Dicho lo anterior, en este caso la pensión alimenticia debe procurar que las niñas puedan seguir viviendo en la misma casa, acudiendo al mismo colegio al que asistían, utilizando el servido de comedor, recibiendo las clases de piano, y, en lo posible, que puedan mantener la misma alimentación, y los mismos hábitos de ocio. Siendo así, del mismo modo que los 125 € ofrecidos por el padre se consideran insuficientes para subvenir a las necesidades de las menores, 900 € para cada una de ellas se consideran excesivos. Es cierto que se ha probado que el padre obtiene mayores ingresos, pero también que los gastos para mantenerse el mismo han aumentado considerablemente y suponen más del doble que los que ha de atender la madre. Del mismo modo, debe recordarse que, aunque se fije una pensión alimenticia para el padre no custodio, la progenitora custodia sigue teniendo obligación contribuir a la manutención de sus hijos y, aunque Dña. Pilar tiene menores ingresos, no significa ni mucho menos que estos sean bajos.

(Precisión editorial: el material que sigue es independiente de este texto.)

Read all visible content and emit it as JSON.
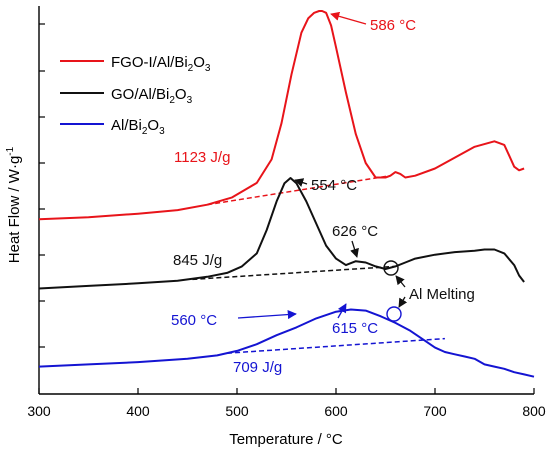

Por todo lo expuesto, se considera que la pensión de alimentos con cargo al padre para cada una de las hijas debe fijarse en 400 € mensuales.
Dada la naturaleza de las cuestiones objeto de debate, que afectan al interés de las hijas menores de los contendientes, no procede imponer las costas de esta alzada.

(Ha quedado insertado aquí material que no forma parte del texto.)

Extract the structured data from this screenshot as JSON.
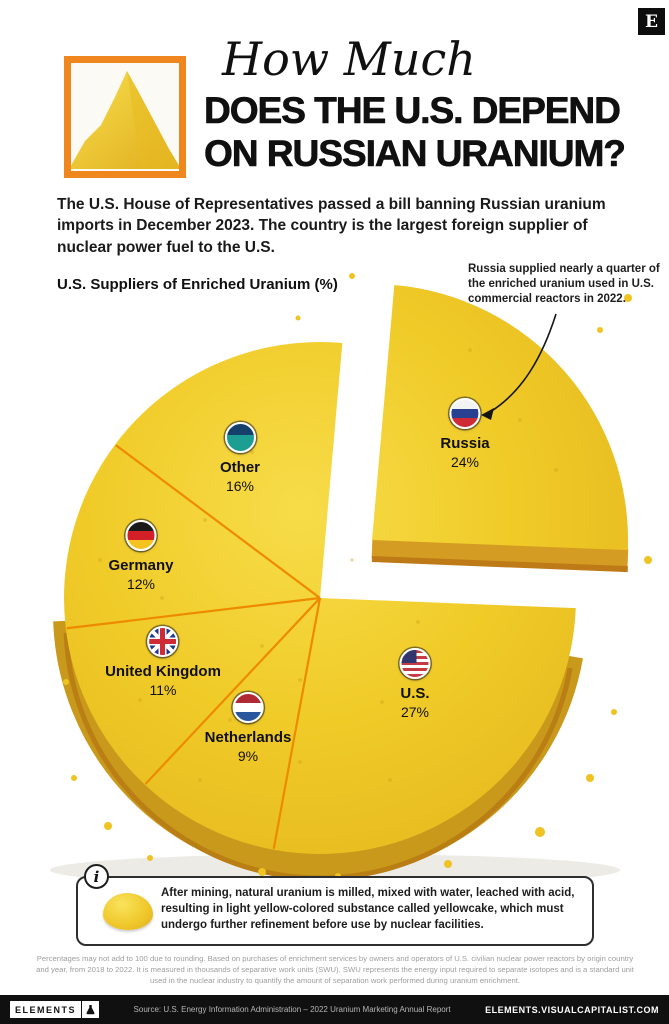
{
  "logo_letter": "E",
  "header": {
    "title_script": "How Much",
    "title_line1": "DOES THE U.S. DEPEND",
    "title_line2": "ON RUSSIAN URANIUM?",
    "intro": "The U.S. House of Representatives passed a bill banning Russian uranium imports in December 2023. The country is the largest foreign supplier of nuclear power fuel to the U.S."
  },
  "chart": {
    "label": "U.S. Suppliers of Enriched Uranium (%)",
    "annotation": "Russia supplied nearly a quarter of the enriched uranium used in U.S. commercial reactors in 2022."
  },
  "slices": [
    {
      "name": "Russia",
      "pct": "24%"
    },
    {
      "name": "U.S.",
      "pct": "27%"
    },
    {
      "name": "Netherlands",
      "pct": "9%"
    },
    {
      "name": "United Kingdom",
      "pct": "11%"
    },
    {
      "name": "Germany",
      "pct": "12%"
    },
    {
      "name": "Other",
      "pct": "16%"
    }
  ],
  "chart_data": {
    "type": "pie",
    "title": "U.S. Suppliers of Enriched Uranium (%)",
    "categories": [
      "Russia",
      "U.S.",
      "Netherlands",
      "United Kingdom",
      "Germany",
      "Other"
    ],
    "values": [
      24,
      27,
      9,
      11,
      12,
      16
    ],
    "unit": "%",
    "exploded": "Russia",
    "annotation": "Russia supplied nearly a quarter of the enriched uranium used in U.S. commercial reactors in 2022.",
    "note": "Percentages may not add to 100 due to rounding."
  },
  "infobox": {
    "icon": "i",
    "text": "After mining, natural uranium is milled, mixed with water, leached with acid, resulting in light yellow-colored substance called yellowcake, which must undergo further refinement before use by nuclear facilities."
  },
  "footnote": "Percentages may not add to 100 due to rounding. Based on purchases of enrichment services by owners and operators of U.S. civilian nuclear power reactors by origin country and year, from 2018 to 2022. It is measured in thousands of separative work units (SWU). SWU represents the energy input required to separate isotopes and is a standard unit used in the nuclear industry to quantify the amount of separation work performed during uranium enrichment.",
  "footer": {
    "brand": "ELEMENTS",
    "source": "Source: U.S. Energy Information Administration – 2022 Uranium Marketing Annual Report",
    "site": "ELEMENTS.VISUALCAPITALIST.COM"
  },
  "colors": {
    "accent_orange": "#F0861E",
    "cake_yellow": "#F0CB28",
    "divider_orange": "#EE8A00"
  }
}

Así, en ejercicio de la potestad jurisdiccional que nos ha conferido la Constitución Española, y en nombre de Su Majestad El Rey.,
Fallo
1º.- Desestimamos el recurso de apelación interpuesto por D. Ángel Jesús, contra la sentencia dictada por el Juzgado de Violencia sobre la Mujer de Santander en fecha 1 de julio de 2022.
2º.- Estimar parcialmente la impugnación de la apelada demandada frente al pronunciamiento de la sentencia de instancia que establece la alimenticia para las hijas con cargo al progenitor no custodio, que se fija en 400 € mensuales para cada una de las menores.
3º. No imponer las costas devengadas por el recurso y la impugnación.
Contra la presente resolución puede interponerse los recursos extraordinarios por infracción procesal y de casación ante este mismo Tribunal en el plazo de los veinte contados desde el siguiente a su notificación, debiendo constituirse y acreditarse en dicho instante el depósito previsto en la Disposición Adicional 15ª LOPJ.
Así por ésta nuestra Sentencia, lo pronunciamos, mandamos y firmamos.
De conformidad con lo dispuesto por la Ley Orgánica 3/2018, de 5 de diciembre, de Protección de Datos Personales y garantía de los derechos digitales y la Ley Orgánica 6/1985, de 1 de julio, del Poder Judicial, los datos contenidos en la presente resolución solamente podrán ser tratados con la finalidad de su notificación y ejecución, así como de tramitación del procedimiento en que se ha dictado. El órgano judicial es el responsable del tratamiento y el Consejo General del Poder Judicial la autoridad de control en materia de protección de datos de naturaleza personal contenidos en ficheros jurisdiccionales.